Le 27 septembre aura lieu la votation cantonale genevoise sur la loi 13025 (objet n°3), qui vise à supprimer la protection contre les congés-ventes. C’est un pan essentiel de l’héritage des mobilisations des années 1980 qui pourrait disparaître. En cas de défaite, des milliers de locataires seront menacé·es d’expulsion.
La loi pro-spéculateurs 13025 veut faire sauter la protection contre les ventes à la découpe mise en place en 1985. Cette année-là, la LDTR (loi sur les démolitions, transformations et rénovations de maisons d’habitation) a été renforcée grâce à une initiative populaire de l’Asloca, adoptée à 70%. Il s’agissait de répondre à une nouvelle forme de spéculation: les propriétaires achetaient des immeubles en bloc qu’ils soumettaient ensuite au régime de la PPE pour pouvoir les liquider appartement par appartement. Les profits se chiffraient en centaines de milliers de francs par logement. Les locataires ayant les moyens de payer étaient contraint·es d’acheter ou de partir. Les autres étaient expulsé·es.
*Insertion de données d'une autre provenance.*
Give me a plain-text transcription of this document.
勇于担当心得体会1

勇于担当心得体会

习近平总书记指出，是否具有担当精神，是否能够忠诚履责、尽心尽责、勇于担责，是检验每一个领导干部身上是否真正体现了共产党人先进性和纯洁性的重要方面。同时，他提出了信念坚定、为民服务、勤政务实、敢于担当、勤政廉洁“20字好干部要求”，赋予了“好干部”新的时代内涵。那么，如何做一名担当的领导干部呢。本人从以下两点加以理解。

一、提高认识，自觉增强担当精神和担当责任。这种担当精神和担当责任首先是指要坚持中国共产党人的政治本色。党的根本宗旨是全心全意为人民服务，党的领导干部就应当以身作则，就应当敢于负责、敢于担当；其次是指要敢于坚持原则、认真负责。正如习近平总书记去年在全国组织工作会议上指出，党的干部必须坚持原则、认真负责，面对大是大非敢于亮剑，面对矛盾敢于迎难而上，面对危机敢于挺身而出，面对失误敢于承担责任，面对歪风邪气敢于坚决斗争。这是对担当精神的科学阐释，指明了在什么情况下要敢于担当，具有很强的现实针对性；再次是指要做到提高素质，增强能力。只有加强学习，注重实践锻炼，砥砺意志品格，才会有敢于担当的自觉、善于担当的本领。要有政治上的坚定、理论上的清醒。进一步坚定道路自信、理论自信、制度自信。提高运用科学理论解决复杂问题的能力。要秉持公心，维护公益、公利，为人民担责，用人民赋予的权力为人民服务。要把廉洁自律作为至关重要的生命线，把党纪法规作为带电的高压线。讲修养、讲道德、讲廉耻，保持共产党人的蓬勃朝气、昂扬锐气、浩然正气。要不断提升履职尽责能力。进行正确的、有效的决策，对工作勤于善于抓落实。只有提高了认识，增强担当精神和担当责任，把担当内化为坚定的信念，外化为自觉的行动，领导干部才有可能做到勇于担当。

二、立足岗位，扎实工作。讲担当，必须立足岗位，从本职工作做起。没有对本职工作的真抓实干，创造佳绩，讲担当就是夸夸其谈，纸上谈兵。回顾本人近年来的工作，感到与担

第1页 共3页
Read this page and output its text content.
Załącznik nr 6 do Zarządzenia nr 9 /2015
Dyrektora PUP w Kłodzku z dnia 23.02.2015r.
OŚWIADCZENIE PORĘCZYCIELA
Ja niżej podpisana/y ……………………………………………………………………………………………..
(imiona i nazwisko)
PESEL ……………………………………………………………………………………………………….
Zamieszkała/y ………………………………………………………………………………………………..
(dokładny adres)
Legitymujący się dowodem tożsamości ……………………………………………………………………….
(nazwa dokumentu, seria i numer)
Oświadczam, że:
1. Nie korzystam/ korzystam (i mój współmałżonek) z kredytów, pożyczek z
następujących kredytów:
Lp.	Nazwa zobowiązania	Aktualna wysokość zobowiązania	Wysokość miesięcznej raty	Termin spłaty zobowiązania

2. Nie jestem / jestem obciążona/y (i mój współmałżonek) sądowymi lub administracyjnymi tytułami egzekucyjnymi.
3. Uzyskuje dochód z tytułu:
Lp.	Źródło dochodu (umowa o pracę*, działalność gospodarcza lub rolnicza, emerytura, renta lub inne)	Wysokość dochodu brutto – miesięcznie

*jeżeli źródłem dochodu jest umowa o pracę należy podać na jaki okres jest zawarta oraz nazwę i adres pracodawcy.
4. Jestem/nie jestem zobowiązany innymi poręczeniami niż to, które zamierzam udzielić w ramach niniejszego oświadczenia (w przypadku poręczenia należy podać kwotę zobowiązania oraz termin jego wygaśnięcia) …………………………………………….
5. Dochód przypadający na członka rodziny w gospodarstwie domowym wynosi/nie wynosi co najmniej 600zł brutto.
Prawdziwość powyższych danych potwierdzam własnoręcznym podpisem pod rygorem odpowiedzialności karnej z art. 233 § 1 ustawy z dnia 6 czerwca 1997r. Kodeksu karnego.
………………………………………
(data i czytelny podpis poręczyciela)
Sans surprise, avec la ruée des capitaux vers l’immobilier, les spéculateurs reviennent à la charge avec les congés-ventes. Les ravages sociaux de ces congés dans les années 1980 ne seront pas moindres aujourd’hui. La loi 13025 renforcera l’épidémie de résiliations qui frappe les locataires dans toute la Suisse. Aujourd’hui, les propriétaires résilient les baux au prétexte de vouloir réaliser des travaux. Si la loi 13025 était acceptée en votation, ils seraient incités à chasser les locataires au prétexte de vouloir louer à un tiers désireux d’acheter et financièrement apte à le faire. Les logements seraient ensuite reloués plus cher ou loués en vue de la vente à un tiers pistonné.
Tout comme pour les congés donnés pour travaux, les locataires visés·es seront d’abord celles et ceux qui paient les loyers les plus accessibles – des locataires de longue date et des retraité·es. Cette loi renforcera l’expulsion des classes populaires et moyennes. Elle supprimera des milliers de logements encore abordables. C’est donc l’ensemble des locataires qui subira – et pendant longtemps – les conséquences de cette loi 13025.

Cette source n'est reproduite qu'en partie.